Ditambah dengan rutinitas Sabat yang konsisten, kami mencoba menanamkan pola pikir “tidak malu” pada putri kami. Saat tumbuh dewasa, kita sering kali memberikan hambatan—misalnya merasa “canggung”—saat membagikan iman kita kepada orang yang tidak percaya. Memang benar, ini adalah sesuatu yang kita perjuangkan dengan diri kita sendiri. Namun, kami ingin memastikan bahwa memberitakan Injil adalah hal yang normal bagi putri kami dan tidak ada yang aneh dalam hal itu. Ketika dia bertanya apakah dia akan menemui orang tertentu di gereja—orang yang tidak percaya atau seseorang yang jarang pergi ke gereja—kami mendorongnya bahwa, meskipun orang tersebut tidak hadir saat ini, dia dapat mengundang orang tersebut untuk datang di masa mendatang. Syukurlah dia sadar bahwa ini hampir hari Sabat ketika kami menjemputnya dari taman kanak-kanak pada hari Jumat dan kami akan pergi ke gereja. Dia bahkan menegur kami ketika kami lupa mematikan radio mobil sebagai persiapan menyambut hari Sabat. Guru taman kanak-kanaknya memberi tahu kami bahwa dia memberi tahu teman-teman dan pengasuhnya, “Setelah sekolah ini, saya pergi ke gereja.” Kami berharap, dengan cara-cara kecil ini, dia dapat membangun keberanian dan praktik memberitakan Injil dalam kehidupan sehari-hari.
Tidak diragukan lagi, masih banyak lagi yang dapat kita lakukan untuk pelayanan penginjilan.
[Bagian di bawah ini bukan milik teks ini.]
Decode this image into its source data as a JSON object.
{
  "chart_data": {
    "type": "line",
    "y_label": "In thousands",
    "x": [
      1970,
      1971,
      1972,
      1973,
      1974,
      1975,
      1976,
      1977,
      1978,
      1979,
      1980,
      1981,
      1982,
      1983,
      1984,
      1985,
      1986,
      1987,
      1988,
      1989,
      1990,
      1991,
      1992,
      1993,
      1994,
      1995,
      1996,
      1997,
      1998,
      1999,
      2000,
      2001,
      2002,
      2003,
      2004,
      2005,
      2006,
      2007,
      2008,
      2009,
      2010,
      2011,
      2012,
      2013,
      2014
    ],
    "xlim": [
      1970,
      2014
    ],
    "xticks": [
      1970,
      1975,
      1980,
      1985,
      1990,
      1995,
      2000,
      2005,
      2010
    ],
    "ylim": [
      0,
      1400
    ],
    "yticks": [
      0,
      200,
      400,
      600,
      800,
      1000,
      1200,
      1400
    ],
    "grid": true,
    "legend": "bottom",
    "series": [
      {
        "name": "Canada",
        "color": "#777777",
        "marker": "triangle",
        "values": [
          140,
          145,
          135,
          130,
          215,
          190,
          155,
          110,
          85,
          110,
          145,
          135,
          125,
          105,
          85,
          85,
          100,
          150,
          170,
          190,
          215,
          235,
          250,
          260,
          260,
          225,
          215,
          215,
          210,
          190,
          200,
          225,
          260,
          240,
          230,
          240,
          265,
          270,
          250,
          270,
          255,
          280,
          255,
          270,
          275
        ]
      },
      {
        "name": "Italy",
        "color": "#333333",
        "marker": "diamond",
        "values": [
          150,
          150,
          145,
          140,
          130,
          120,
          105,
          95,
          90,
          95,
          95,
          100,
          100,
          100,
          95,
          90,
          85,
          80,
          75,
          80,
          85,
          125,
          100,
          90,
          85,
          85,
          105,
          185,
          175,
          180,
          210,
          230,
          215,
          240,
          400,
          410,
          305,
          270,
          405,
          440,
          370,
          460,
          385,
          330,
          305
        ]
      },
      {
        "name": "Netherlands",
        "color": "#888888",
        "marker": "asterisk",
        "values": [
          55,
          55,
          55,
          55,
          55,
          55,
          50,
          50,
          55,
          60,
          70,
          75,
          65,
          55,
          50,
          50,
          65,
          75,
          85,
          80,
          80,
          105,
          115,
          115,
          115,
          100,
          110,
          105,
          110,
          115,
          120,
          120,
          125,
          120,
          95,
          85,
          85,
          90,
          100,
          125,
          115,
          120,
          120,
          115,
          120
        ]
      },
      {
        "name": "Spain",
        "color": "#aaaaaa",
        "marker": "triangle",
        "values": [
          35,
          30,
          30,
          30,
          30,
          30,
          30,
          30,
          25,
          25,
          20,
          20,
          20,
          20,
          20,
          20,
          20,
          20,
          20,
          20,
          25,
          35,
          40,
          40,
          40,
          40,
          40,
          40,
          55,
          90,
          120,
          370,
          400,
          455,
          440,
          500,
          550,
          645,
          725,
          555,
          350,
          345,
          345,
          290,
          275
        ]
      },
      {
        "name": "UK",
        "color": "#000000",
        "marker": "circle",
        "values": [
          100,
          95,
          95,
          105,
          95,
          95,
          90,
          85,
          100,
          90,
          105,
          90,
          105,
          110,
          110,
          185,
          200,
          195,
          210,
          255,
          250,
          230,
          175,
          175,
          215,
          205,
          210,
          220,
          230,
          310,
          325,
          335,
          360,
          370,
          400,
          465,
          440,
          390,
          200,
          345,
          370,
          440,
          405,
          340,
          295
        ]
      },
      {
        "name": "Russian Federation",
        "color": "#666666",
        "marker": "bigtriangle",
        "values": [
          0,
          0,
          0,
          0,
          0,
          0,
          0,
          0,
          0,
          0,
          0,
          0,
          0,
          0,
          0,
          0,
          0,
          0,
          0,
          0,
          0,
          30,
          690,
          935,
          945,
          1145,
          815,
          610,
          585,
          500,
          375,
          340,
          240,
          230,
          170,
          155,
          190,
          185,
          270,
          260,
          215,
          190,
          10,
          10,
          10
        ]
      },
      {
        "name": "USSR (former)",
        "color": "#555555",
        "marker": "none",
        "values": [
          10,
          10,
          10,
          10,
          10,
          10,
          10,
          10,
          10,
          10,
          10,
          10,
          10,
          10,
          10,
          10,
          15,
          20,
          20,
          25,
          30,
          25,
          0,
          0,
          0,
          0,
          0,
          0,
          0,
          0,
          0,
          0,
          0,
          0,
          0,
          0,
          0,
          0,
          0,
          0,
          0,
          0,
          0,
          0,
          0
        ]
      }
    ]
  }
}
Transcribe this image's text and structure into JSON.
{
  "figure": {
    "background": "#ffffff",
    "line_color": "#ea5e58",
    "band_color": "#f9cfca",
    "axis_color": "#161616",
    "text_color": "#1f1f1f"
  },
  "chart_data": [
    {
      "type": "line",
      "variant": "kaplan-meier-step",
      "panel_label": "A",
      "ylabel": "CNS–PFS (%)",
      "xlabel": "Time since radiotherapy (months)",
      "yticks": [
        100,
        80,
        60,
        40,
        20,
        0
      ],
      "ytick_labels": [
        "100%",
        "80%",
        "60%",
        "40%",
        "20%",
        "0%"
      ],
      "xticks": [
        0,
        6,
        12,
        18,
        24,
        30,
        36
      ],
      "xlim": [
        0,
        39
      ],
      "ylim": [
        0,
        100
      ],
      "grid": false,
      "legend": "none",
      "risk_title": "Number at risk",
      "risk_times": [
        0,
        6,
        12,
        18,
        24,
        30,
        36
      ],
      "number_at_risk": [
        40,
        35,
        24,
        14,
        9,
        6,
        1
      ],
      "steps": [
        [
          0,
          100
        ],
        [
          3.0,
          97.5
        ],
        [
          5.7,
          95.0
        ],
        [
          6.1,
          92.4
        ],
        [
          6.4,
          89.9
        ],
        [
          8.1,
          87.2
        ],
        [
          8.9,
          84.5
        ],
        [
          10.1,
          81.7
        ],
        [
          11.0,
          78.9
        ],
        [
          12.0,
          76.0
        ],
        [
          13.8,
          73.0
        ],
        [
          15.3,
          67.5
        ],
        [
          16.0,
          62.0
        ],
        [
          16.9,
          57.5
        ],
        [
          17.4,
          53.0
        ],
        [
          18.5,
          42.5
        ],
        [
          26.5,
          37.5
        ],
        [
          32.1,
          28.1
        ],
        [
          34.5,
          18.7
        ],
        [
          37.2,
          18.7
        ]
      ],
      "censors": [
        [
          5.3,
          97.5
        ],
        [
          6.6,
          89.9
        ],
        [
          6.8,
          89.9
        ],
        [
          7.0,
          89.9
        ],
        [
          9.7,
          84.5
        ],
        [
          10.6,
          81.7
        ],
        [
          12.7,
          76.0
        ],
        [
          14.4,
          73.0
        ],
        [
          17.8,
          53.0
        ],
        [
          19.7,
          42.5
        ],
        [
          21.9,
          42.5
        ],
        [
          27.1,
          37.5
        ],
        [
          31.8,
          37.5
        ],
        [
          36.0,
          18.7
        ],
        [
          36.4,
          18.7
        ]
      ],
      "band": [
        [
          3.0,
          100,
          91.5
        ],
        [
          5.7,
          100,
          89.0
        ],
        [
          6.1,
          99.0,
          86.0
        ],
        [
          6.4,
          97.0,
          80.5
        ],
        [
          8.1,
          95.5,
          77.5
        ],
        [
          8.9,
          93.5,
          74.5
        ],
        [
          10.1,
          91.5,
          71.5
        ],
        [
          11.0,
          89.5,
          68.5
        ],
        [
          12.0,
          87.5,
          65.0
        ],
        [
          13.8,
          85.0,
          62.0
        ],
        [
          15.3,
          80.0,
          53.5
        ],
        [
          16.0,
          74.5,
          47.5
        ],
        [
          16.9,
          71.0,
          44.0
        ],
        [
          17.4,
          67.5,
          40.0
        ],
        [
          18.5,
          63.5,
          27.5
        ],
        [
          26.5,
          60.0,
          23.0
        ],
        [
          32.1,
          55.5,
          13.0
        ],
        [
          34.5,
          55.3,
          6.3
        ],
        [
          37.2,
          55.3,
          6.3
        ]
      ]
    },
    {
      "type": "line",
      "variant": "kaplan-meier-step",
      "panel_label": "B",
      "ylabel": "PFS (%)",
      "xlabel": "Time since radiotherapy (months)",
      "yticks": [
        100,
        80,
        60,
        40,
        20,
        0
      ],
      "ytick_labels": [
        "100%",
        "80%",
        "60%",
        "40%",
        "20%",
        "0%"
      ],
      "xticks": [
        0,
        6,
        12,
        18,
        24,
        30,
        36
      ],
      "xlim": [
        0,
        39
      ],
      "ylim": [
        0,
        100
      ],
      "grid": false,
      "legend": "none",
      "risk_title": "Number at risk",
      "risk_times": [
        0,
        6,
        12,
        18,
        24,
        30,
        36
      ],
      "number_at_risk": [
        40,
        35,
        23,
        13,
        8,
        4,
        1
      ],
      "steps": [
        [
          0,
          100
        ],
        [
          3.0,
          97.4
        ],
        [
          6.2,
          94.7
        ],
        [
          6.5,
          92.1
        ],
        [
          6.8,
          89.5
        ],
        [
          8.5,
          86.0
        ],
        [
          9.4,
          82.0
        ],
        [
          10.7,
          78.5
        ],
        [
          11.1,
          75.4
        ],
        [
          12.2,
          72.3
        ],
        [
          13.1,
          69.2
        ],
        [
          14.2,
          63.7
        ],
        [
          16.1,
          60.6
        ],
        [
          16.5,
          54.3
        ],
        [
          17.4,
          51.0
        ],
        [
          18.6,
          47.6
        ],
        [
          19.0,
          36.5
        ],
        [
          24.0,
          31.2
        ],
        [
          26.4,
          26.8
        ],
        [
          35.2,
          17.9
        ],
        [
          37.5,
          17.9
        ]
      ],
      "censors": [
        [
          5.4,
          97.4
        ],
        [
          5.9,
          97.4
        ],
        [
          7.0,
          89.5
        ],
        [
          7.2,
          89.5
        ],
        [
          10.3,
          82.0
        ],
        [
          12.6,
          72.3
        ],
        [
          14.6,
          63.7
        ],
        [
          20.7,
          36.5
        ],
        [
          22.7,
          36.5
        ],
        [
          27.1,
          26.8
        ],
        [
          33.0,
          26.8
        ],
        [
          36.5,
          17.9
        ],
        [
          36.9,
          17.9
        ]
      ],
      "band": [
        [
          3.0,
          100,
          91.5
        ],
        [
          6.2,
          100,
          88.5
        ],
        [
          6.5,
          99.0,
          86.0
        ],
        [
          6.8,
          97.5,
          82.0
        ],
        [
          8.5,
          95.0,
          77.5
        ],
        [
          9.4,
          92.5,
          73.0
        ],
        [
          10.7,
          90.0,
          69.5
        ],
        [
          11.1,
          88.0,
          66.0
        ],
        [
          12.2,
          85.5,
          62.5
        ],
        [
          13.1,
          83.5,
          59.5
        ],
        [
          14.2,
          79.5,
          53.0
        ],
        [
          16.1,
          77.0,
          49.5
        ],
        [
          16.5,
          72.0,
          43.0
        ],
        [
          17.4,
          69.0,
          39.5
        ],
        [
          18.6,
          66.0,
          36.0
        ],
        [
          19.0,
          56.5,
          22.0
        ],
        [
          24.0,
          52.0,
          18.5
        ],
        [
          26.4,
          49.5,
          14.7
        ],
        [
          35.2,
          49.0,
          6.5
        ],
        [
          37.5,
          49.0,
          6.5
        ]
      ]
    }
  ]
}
Bukan hanya berkaitan dengan keselamatan orang lain, tapi juga keselamatan diri sendiri karena kita diberi tugas untuk memberitakan Injil sampai ke ujung dunia. Jika kita mengabaikan amanat ini, “Bagaimana mereka dapat percaya kepada Dia, jika mereka tidak mendengar tentang Dia. Bagaimana mereka mendengar tentang Dia, jika tidak ada yang memberitakan-Nya?” (Rm. 10:14b). Jika kita meluangkan waktu sejenak untuk membuka mulut dengan berani, dampaknya akan abadi. Tuhan telah memberikan kekekalan dalam hati manusia (Pkh. 3:11), dan kita perlu membantu orang lain mencapai kekekalan melalui Injil Yesus yang menakjubkan.
Semoga segala kemuliaan bagi Kristus! Amin.